I have a data frame like:
val df = sc.parallelize(List((1, 2012, 3, 5), (2, 2012, 4, 7), (1,2013, 1, 3), (2, 2013, 9, 5))).toDF("id", "year", "propA", "propB")
as a result of this code inspired by Pivot Spark Dataframe:
import org.apache.spark.sql.functions._
import sq.implicits._
years = List("2012", "2013")
val numYears = years.length - 1
//
var query2 = "select id, "
for (i <- 0 to numYears-1) {
query2 += "case when year = " + years(i) + " then propA else 0 end as " + "propA" + years(i) + ", "
query2 += "case when year = " + years(i) + " then propB else 0 end as " + "propB" + years(i) + ", "
}
query2 += "case when year = " + years.last + " then propA else 0 end as " + "propA" + years.last + ", "

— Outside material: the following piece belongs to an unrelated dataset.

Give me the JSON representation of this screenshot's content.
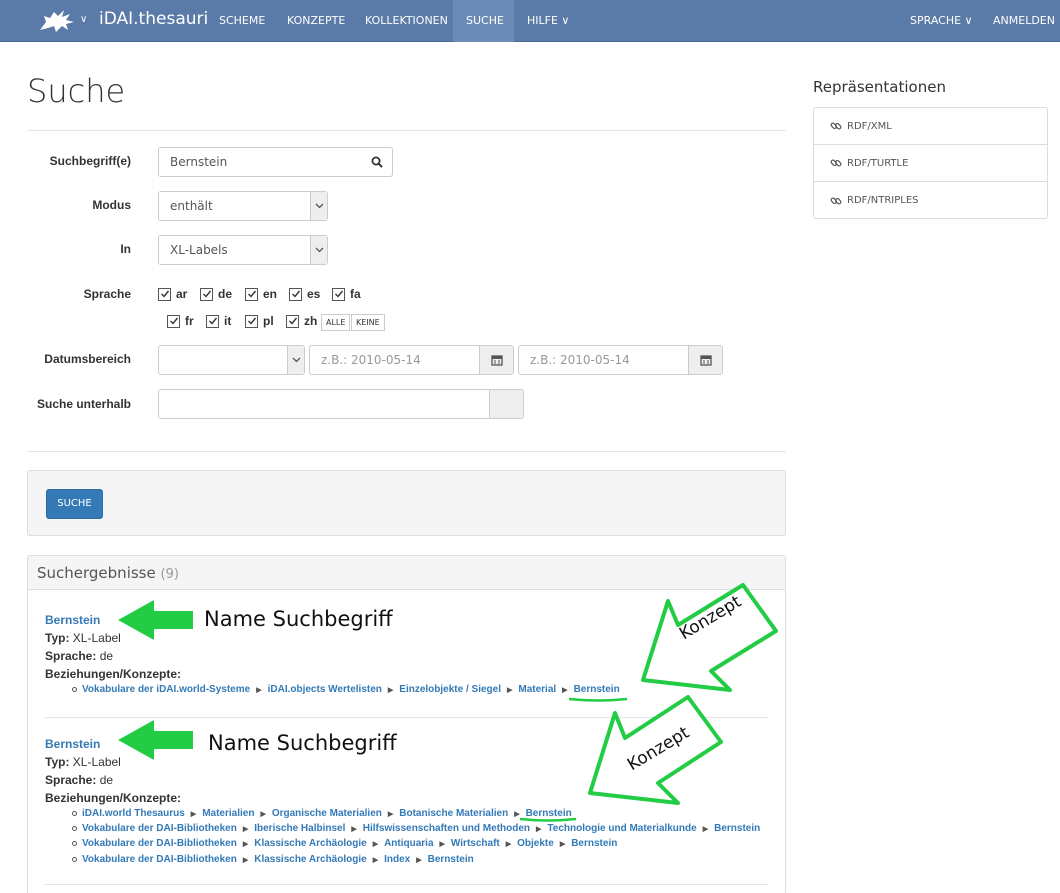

query2 += "case when year = " + years.last + " then propB else 0 end as " + "propB" + years.last + " from myTable"
//
df.registerTempTable("myTable")
//
val myDF1 = sq.sql(query2)
I managed to get:
+---+---------+---------+---------+---------+
//| | id|propA2012|propB2012|propA2013|propB2013|
//| +---+---------+---------+---------+---------+
//| | 1| 3| 5| 0| 0|
//| | 2| 4| 7| 0| 0|
//| | 1| 0| 0| 1| 3|
//| | 2| 0| 0| 9| 5|
//| +---+---------+---------+---------+---------+
I managed to reduce to
id propA-2012 propB-2012 propA-2013 propB-2013
1 3 5 1 3
2 4 7 9 5
using:
val df2 = myDF1.groupBy("id").agg(
"propA2012" -> "sum",
"propA2013" -> "sum",
"propB2013" -> "sum",
"propB2012" -> "sum")
Is there a way to just iterate over all columns without specifying the column names?